Basically, promotion is a matter of numbers. The more organizations grow, the more promotion opportunities there are. The smaller the pool of qualified people, the greater the opportunities for those who are competitive. From 1950 to 1975, we experienced the greatest business expansion ever. And the number of educated people, the number of qualified candidates for upper mobility, was small. As a result, those who were able were promoted. In organizations, promotion became the singularly important reward and it was available to many people for a good part of their career. Our current expectations of what our careers will be like if we work and excel come from that era.
But now we have the opposite conditions: We have far and away the largest number of educated people we have ever had and the number of professional and management positions is declining as a result, this is a time of early glass ceilings for both men and women.
Plateauing has always been a harsh issue that individuals had to deal with by themselves. An enormous number of educated and ambitious baby boomers, Gen Xers and Millennials are pressing for promotion just as organizations are contracting. The result is increased competition for promotion, earlier career plateauing, and major disappointment for majority.

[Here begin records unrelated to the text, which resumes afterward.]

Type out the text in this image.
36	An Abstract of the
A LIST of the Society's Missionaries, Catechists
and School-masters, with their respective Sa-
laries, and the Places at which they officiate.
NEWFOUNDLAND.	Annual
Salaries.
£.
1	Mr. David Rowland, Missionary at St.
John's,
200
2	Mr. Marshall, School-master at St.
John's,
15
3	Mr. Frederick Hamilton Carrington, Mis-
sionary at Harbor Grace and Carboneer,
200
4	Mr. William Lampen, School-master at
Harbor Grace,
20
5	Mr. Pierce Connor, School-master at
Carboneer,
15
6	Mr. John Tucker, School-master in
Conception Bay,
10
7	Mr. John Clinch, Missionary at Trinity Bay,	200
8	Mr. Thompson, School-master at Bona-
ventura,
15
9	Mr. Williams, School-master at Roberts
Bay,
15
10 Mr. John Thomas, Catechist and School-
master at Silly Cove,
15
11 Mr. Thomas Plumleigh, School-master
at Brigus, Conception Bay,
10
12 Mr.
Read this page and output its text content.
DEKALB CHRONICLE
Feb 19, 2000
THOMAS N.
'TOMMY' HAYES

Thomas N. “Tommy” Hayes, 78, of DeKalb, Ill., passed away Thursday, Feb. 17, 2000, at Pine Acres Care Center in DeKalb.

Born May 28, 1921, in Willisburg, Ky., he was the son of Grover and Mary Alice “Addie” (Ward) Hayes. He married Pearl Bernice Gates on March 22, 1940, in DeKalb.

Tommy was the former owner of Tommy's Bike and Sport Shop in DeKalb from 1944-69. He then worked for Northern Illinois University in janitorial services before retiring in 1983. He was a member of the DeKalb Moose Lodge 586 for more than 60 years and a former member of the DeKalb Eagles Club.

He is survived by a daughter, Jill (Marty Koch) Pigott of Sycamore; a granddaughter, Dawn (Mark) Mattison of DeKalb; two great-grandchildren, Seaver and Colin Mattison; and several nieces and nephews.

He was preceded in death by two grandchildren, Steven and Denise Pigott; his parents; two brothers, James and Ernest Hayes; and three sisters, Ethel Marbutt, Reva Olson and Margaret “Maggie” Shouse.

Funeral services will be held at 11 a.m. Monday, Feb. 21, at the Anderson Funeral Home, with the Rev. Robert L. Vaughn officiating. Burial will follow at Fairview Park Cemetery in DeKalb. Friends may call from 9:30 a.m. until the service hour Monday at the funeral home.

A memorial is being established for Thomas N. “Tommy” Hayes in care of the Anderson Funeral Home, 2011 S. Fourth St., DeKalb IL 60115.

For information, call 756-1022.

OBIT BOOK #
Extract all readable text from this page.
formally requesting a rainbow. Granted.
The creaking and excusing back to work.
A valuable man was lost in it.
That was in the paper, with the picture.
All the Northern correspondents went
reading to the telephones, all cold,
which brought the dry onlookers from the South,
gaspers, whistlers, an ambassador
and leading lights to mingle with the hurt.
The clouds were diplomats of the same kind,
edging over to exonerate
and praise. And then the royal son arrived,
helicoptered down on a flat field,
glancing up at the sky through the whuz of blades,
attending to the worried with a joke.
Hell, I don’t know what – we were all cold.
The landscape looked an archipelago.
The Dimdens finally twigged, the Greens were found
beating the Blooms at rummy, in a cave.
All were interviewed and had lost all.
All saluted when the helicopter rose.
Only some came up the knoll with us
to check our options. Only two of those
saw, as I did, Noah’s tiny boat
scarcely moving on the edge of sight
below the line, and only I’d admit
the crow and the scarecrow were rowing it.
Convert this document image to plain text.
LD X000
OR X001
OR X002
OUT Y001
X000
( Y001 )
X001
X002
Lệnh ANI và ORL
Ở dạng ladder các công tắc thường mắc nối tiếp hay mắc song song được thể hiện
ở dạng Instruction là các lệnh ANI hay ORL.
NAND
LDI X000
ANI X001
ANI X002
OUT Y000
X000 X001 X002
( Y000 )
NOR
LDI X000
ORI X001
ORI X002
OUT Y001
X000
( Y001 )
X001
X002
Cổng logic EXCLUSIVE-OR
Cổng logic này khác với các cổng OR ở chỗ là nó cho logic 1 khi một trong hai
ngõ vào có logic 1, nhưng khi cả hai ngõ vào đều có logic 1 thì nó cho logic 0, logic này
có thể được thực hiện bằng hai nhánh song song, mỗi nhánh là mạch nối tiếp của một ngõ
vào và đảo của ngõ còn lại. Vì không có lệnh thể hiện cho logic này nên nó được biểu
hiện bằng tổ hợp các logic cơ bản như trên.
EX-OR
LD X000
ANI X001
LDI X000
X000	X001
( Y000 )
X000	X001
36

If the issue is not addressed, the inevitable outcome of the widespread frustration, disappointment and anger will assuredly be decreased job involvement, creativity and productivity, which no organization can afford.
Plateaued organizations and individuals are characteristically down; they’re defensive and depressed. Those negative states of low energy have to be replaced with the high energy of enthusiasm. Being plateaued has to be transformed from a problem to an opportunity. The first step is to strip plateauing of any association with failure. That’s achieved by giving people the information about how even in good times the number of positions decreases sharply as one rises in the hierarchy. Even the top executives become structurally plateaued because there’s no place higher for them to go. People don’t even have the opportunity to rise to their level of incompetence because competition keeps emotion stymied.
Today’s plateauing problem is the opposite of the Peter Principle. People are not rising to their level of incompetence. Instead, the glut of candidates for promotion at a time when positions are decreasing results in many people not reaching levels of responsibility for which they are perfectly able to manage. Today’s plateauing has no relationship with failure. It is, instead, strictly a matter of numbers.
To remotivate valuable employees, organizations have to recognize the destructive nature of the current and new system which depends on promotion, all of the rewards and challenges which are the result today of being promoted can and should be available to those whose value keeps increasing through promotions are not creating new challenges and opportunities for those who are structurally plateaued. In other words ending content plateauing needs to be viewed as a close second to promotion in terms of recognizing high potential and sustained excellence.